Singapore’s laws contain protections for migrant workers in order to reduce their vulnerability. Singapore must honour its commitment to protect these workers who have come to Singapore to build and maintain its infrastructure. Singapore owes its migrant workers a duty of care. As the post-lockdown shortage of workers has proven, Singapore needs migrant workers as much as (if not more than) the migrant workers need work in Singapore.
SEN is not a solution
SEN’s work made us feel good most of the time, but we kept reminding ourselves, SEN is not a solution to the workers’ underlying problems. Coffee, biscuits, and toiletries provided a small and temporary comfort, but they will not solve the issues at the root of the migrant workers’ difficulties—exorbitant agent fees required to work in Singapore, unequal bargaining power since workers can be fired without cause, the inability for migrant workers to change jobs, their inability to prove that employers have failed to pay them fairly and their second-class resident status. SEN was merely an avenue to view and recognise the injustice and inequality that underlies the lives of many migrant workers.

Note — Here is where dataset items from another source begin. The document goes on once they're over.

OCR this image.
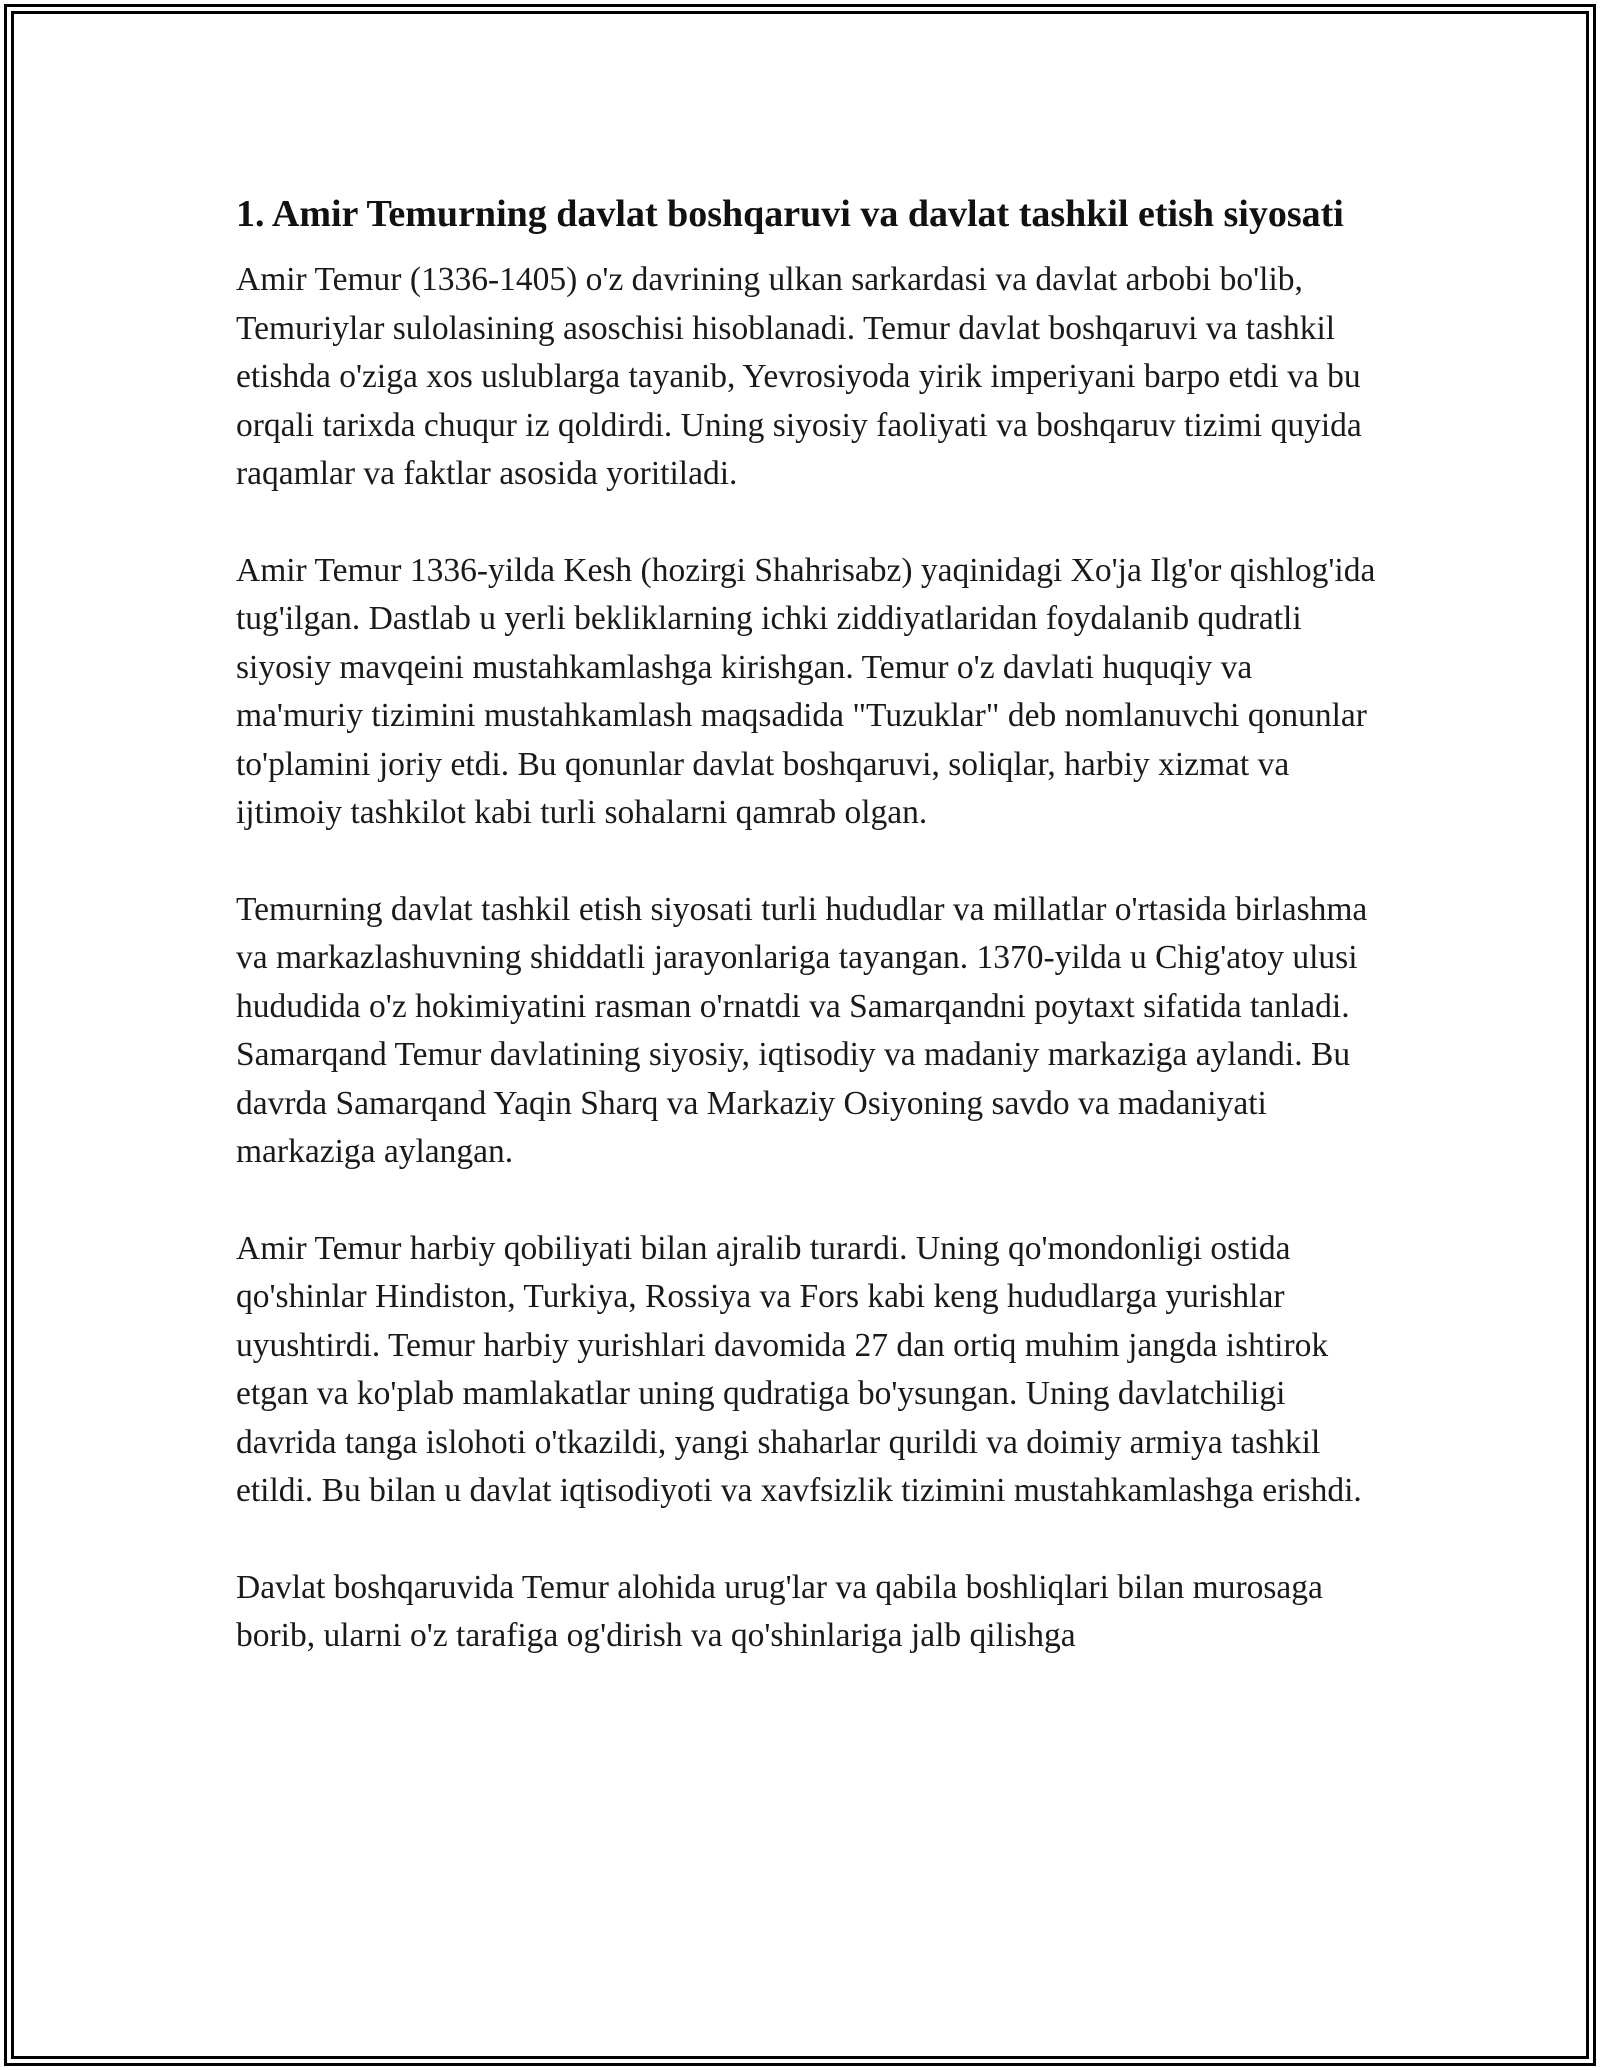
1. Amir Temurning davlat boshqaruvi va davlat tashkil etish siyosati

Amir Temur (1336-1405) o'z davrining ulkan sarkardasi va davlat arbobi bo'lib, Temuriylar sulolasining asoschisi hisoblanadi. Temur davlat boshqaruvi va tashkil etishda o'ziga xos uslublarga tayanib, Yevrosiyoda yirik imperiyani barpo etdi va bu orqali tarixda chuqur iz qoldirdi. Uning siyosiy faoliyati va boshqaruv tizimi quyida raqamlar va faktlar asosida yoritiladi.

Amir Temur 1336-yilda Kesh (hozirgi Shahrisabz) yaqinidagi Xo'ja Ilg'or qishlog'ida tug'ilgan. Dastlab u yerli bekliklarning ichki ziddiyatlaridan foydalanib qudratli siyosiy mavqeini mustahkamlashga kirishgan. Temur o'z davlati huquqiy va ma'muriy tizimini mustahkamlash maqsadida "Tuzuklar" deb nomlanuvchi qonunlar to'plamini joriy etdi. Bu qonunlar davlat boshqaruvi, soliqlar, harbiy xizmat va ijtimoiy tashkilot kabi turli sohalarni qamrab olgan.

Temurning davlat tashkil etish siyosati turli hududlar va millatlar o'rtasida birlashma va markazlashuvning shiddatli jarayonlariga tayangan. 1370-yilda u Chig'atoy ulusi hududida o'z hokimiyatini rasman o'rnatdi va Samarqandni poytaxt sifatida tanladi. Samarqand Temur davlatining siyosiy, iqtisodiy va madaniy markaziga aylandi. Bu davrda Samarqand Yaqin Sharq va Markaziy Osiyoning savdo va madaniyati markaziga aylangan.

Amir Temur harbiy qobiliyati bilan ajralib turardi. Uning qo'mondonligi ostida qo'shinlar Hindiston, Turkiya, Rossiya va Fors kabi keng hududlarga yurishlar uyushtirdi. Temur harbiy yurishlari davomida 27 dan ortiq muhim jangda ishtirok etgan va ko'plab mamlakatlar uning qudratiga bo'ysungan. Uning davlatchiligi davrida tanga islohoti o'tkazildi, yangi shaharlar qurildi va doimiy armiya tashkil etildi. Bu bilan u davlat iqtisodiyoti va xavfsizlik tizimini mustahkamlashga erishdi.

Davlat boshqaruvida Temur alohida urug'lar va qabila boshliqlari bilan murosaga borib, ularni o'z tarafiga og'dirish va qo'shinlariga jalb qilishga
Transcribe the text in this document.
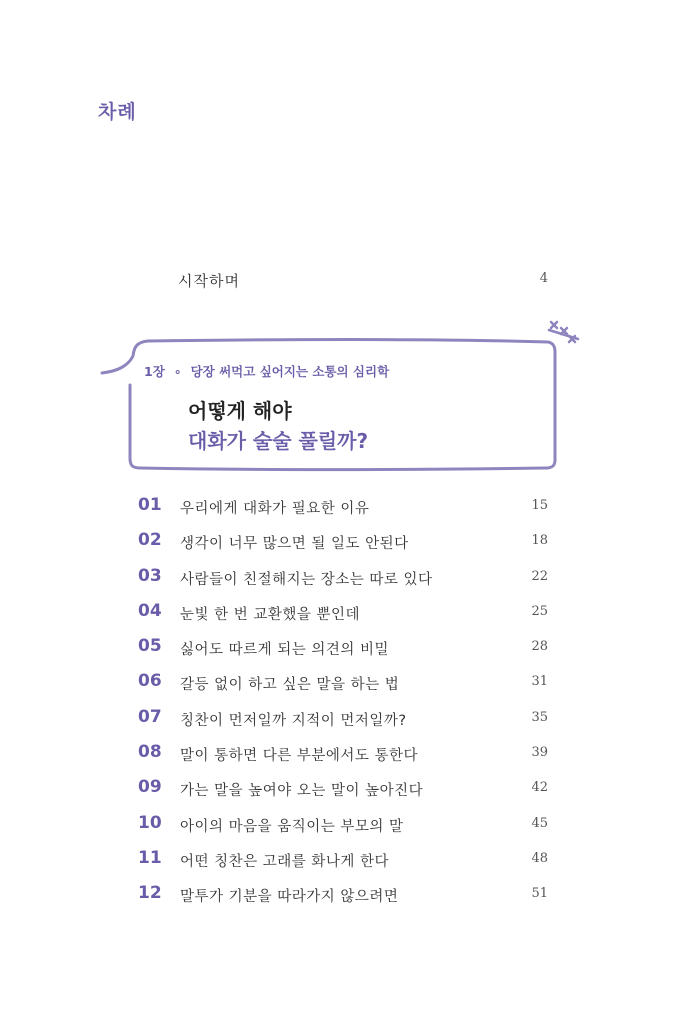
차례
시작하며	4
1장 ∘ 당장 써먹고 싶어지는 소통의 심리학
어떻게 해야
대화가 술술 풀릴까?
01 우리에게 대화가 필요한 이유	15
02 생각이 너무 많으면 될 일도 안된다	18
03 사람들이 친절해지는 장소는 따로 있다	22
04 눈빛 한 번 교환했을 뿐인데	25
05 싫어도 따르게 되는 의견의 비밀	28
06 갈등 없이 하고 싶은 말을 하는 법	31
07 칭찬이 먼저일까 지적이 먼저일까?	35
08 말이 통하면 다른 부분에서도 통한다	39
09 가는 말을 높여야 오는 말이 높아진다	42
10 아이의 마음을 움직이는 부모의 말	45
11 어떤 칭찬은 고래를 화나게 한다	48
12 말투가 기분을 따라가지 않으려면	51
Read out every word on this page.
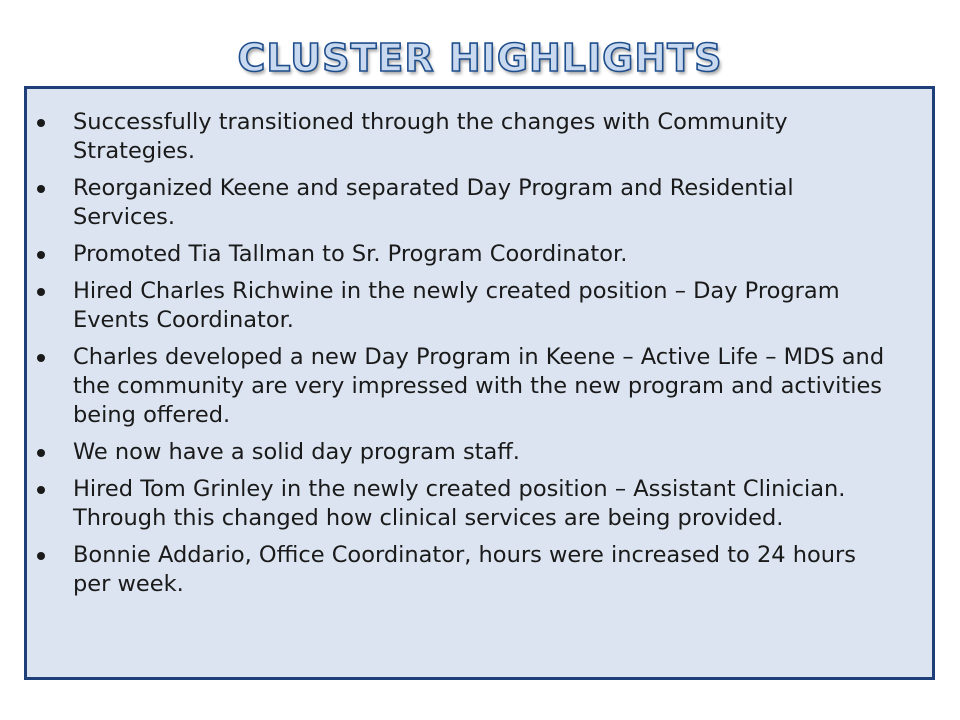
CLUSTER HIGHLIGHTS
Successfully transitioned through the changes with Community Strategies.
Reorganized Keene and separated Day Program and Residential Services.
Promoted Tia Tallman to Sr. Program Coordinator.
Hired Charles Richwine in the newly created position – Day Program Events Coordinator.
Charles developed a new Day Program in Keene – Active Life – MDS and the community are very impressed with the new program and activities being offered.
We now have a solid day program staff.
Hired Tom Grinley in the newly created position – Assistant Clinician. Through this changed how clinical services are being provided.
Bonnie Addario, Office Coordinator, hours were increased to 24 hours per week.
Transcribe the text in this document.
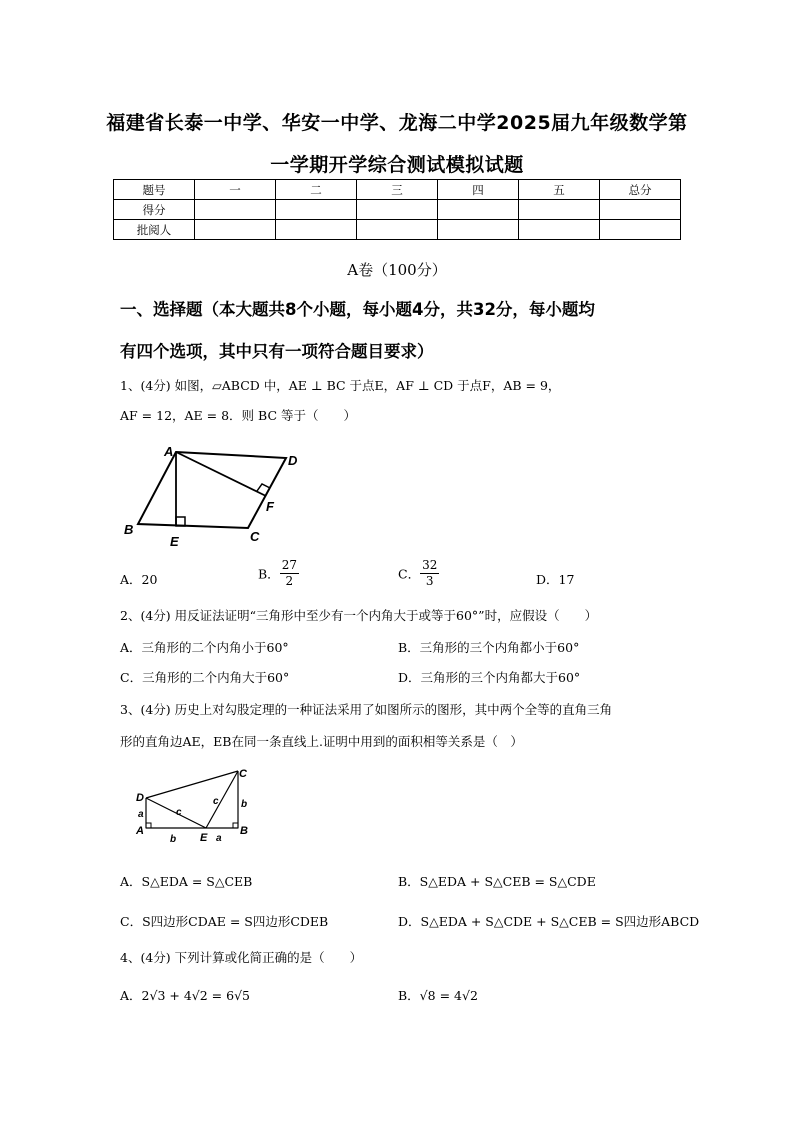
福建省长泰一中学、华安一中学、龙海二中学2025届九年级数学第
一学期开学综合测试模拟试题
题号	一	二	三	四	五	总分
得分						
批阅人						
A卷（100分）
一、选择题（本大题共8个小题，每小题4分，共32分，每小题均
有四个选项，其中只有一项符合题目要求）
1、(4分) 如图，▱ABCD 中，AE ⊥ BC 于点E，AF ⊥ CD 于点F，AB = 9，
AF = 12，AE = 8．则 BC 等于（　　）
A
D
F
B
E	C
A．20	B． $\frac{27}{2}$	C． $\frac{32}{3}$	D．17
2、(4分) 用反证法证明“三角形中至少有一个内角大于或等于60°”时，应假设（　　）
A．三角形的二个内角小于60°	B．三角形的三个内角都小于60°
C．三角形的二个内角大于60°	D．三角形的三个内角都大于60°
3、(4分) 历史上对勾股定理的一种证法采用了如图所示的图形，其中两个全等的直角三角
形的直角边AE，EB在同一条直线上.证明中用到的面积相等关系是（　）
C
D
A	B
E
a
a
b
b
c
c
A．S△EDA = S△CEB	B．S△EDA + S△CEB = S△CDE
C．S四边形CDAE = S四边形CDEB	D．S△EDA + S△CDE + S△CEB = S四边形ABCD
4、(4分) 下列计算或化简正确的是（　　）
A．2√3 + 4√2 = 6√5	B．√8 = 4√2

SEN ceased its operation in November 2020 having fulfilled more than 900 requests and helped more than 5,000 workers. It has now been ten months since the first dormitory lockdown, yet migrant workers’ struggle continues as their movements still remain highly restricted by employers and the Government.
Recently, the Government announced that, “MOM will be starting a pilot scheme in the first quarter of 2021 to allow migrant workers in some dormitories to access the community once a month”. How many workers will actually meet the conditions and will be allowed to leave their isolated housing once a month, remains to be seen.